Menurut Yoga, dengan kriteria tersebut maka penunjukan pemungut PPN didasarkan semata-mata atas besaran nilai transaksi dengan pembeli di Indonesia atau jumlah traffic atau pengakses dari Indonesia tanpa memandang domisili atau yurisdiksi tempat kedudukan pelaku usaha.

“Pengusaha kena pajak yang melakukan pembelian barang dan jasa digital untuk kegiatan usaha dapat melakukan pengkreditan pajak masukan,” kata Yoga, Selasa (30/6).

Tepat dan ideal

Pengamat Pajak Danny Darussalam Tax Center (DDTC) Darusalaam menilai, ketentuan PPN PMSE tersebut sudah tepat. Sebab, aktivitas ekonomi platform digital, meningkat di tengah pandemi Covid-19.

“Artinya, sektor digital justru meraih windfall gain di tengah pandemi. Selain itu, PPN juga merupakan jenis pajak yang relatif stabil di tengah krisis,” kata Darussalam kepada KONTAN.

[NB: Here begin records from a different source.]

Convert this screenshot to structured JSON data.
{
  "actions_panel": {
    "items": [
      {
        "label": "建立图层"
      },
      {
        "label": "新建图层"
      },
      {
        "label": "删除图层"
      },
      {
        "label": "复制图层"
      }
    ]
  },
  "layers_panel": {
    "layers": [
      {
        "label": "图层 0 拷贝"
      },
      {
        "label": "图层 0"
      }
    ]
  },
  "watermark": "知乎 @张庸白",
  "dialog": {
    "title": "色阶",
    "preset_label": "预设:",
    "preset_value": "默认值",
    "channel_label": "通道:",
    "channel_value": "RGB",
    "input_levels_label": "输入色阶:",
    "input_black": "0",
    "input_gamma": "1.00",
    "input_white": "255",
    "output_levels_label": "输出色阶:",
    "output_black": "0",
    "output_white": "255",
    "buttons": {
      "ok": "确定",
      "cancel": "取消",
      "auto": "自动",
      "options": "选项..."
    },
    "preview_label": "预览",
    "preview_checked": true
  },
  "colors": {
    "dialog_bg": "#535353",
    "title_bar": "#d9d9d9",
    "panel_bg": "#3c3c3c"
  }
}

Selama ini, konsumsi barang kena pajak tak berwujud dan jasa kena pajak lintas yurisdiksi, sulit dideteksi. Sehingga, sebelum beleid tersebut terbit, pemerintah belum bisa menarik pajak digital.

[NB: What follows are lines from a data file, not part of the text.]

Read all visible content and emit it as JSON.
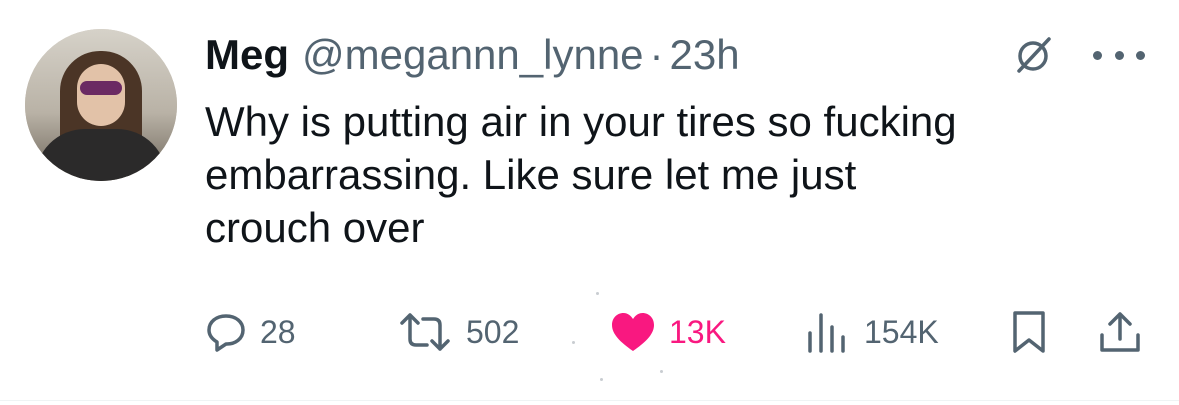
{
  "tweet": {
    "author_name": "Meg",
    "author_handle": "@megannn_lynne",
    "separator": "·",
    "timestamp": "23h",
    "text": "Why is putting air in your tires so fucking\nembarrassing. Like sure let me just\ncrouch over"
  },
  "stats": {
    "replies": "28",
    "reposts": "502",
    "likes": "13K",
    "views": "154K"
  },
  "icons": [
    "avatar",
    "grok-icon",
    "more-icon",
    "reply-icon",
    "retweet-icon",
    "heart-icon",
    "views-icon",
    "bookmark-icon",
    "share-icon"
  ],
  "colors": {
    "text_primary": "#0f1419",
    "text_secondary": "#536471",
    "like_active": "#f91880"
  }
}
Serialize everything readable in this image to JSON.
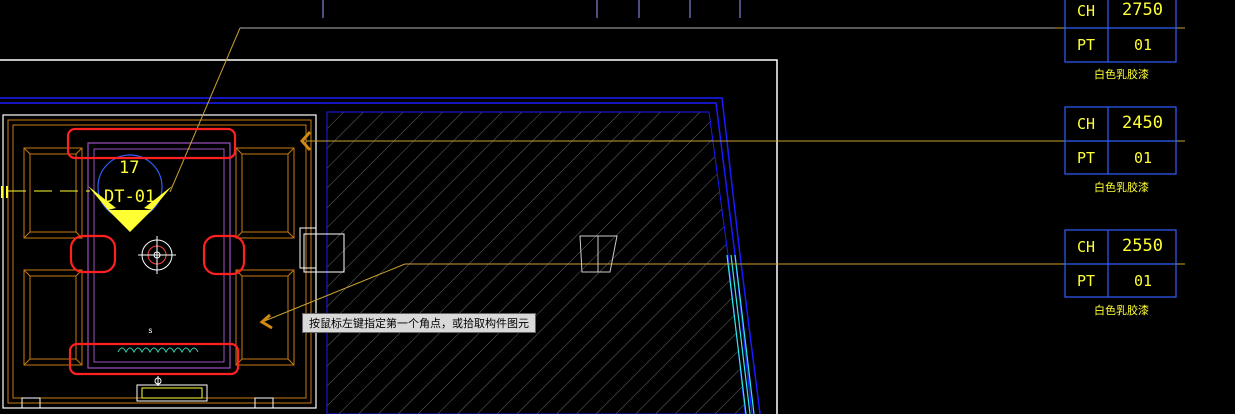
{
  "colors": {
    "background": "#000000",
    "outline_white": "#ffffff",
    "outline_blue": "#1a1aff",
    "orange": "#c87a10",
    "yellow": "#ffff33",
    "cyan": "#33e6e6",
    "red_markup": "#ff2020",
    "leader": "#c8a030"
  },
  "ceiling_tags": [
    {
      "ch_label": "CH",
      "ch_value": "2750",
      "pt_label": "PT",
      "pt_value": "01",
      "finish": "白色乳胶漆"
    },
    {
      "ch_label": "CH",
      "ch_value": "2450",
      "pt_label": "PT",
      "pt_value": "01",
      "finish": "白色乳胶漆"
    },
    {
      "ch_label": "CH",
      "ch_value": "2550",
      "pt_label": "PT",
      "pt_value": "01",
      "finish": "白色乳胶漆"
    }
  ],
  "fixture_tag": {
    "number": "17",
    "code": "DT-01"
  },
  "small_label_s": "s",
  "tooltip": "按鼠标左键指定第一个角点，或拾取构件图元"
}
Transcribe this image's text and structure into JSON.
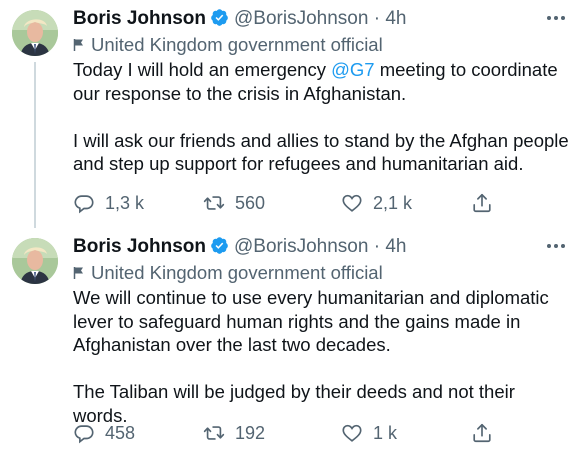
{
  "tweets": [
    {
      "name": "Boris Johnson",
      "handle": "@BorisJohnson",
      "sep": "·",
      "time": "4h",
      "label": "United Kingdom government official",
      "text_before_mention": "Today I will hold an emergency ",
      "mention": "@G7",
      "text_after_mention": " meeting to coordinate our response to the crisis in Afghanistan.",
      "text_para2": "I will ask our friends and allies to stand by the Afghan people and step up support for refugees and humanitarian aid.",
      "replies": "1,3 k",
      "retweets": "560",
      "likes": "2,1 k"
    },
    {
      "name": "Boris Johnson",
      "handle": "@BorisJohnson",
      "sep": "·",
      "time": "4h",
      "label": "United Kingdom government official",
      "text_para1": "We will continue to use every humanitarian and diplomatic lever to safeguard human rights and the gains made in Afghanistan over the last two decades.",
      "text_para2": "The Taliban will be judged by their deeds and not their words.",
      "replies": "458",
      "retweets": "192",
      "likes": "1 k"
    }
  ],
  "icons": {
    "verified": "verified-badge-icon",
    "more": "more-dots-icon",
    "label": "flag-icon",
    "reply": "reply-icon",
    "retweet": "retweet-icon",
    "like": "heart-icon",
    "share": "share-icon"
  },
  "colors": {
    "accent": "#1d9bf0",
    "secondary_text": "#536471",
    "primary_text": "#0f1419",
    "thread_line": "#cfd9de"
  }
}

Darussalam juga menilai, besaran threshold yang ditetapkan otoritas pajak sudah ideal. Meski berbeda dengan subjek pajak dalam negeri (SPDN) PMSE, penentuan threshold semata-mata lebih didorong untuk melindungi pengusaha kecil dari biaya administrasi pemungutan PPN. “Pada kacamata crossborder, terutama produk digital, argumen perlindungan tersebut sepertinya tidak relevan. Dengan demikian, threshold Rp 600 juta per tahun tidak ada masalah,” katanya.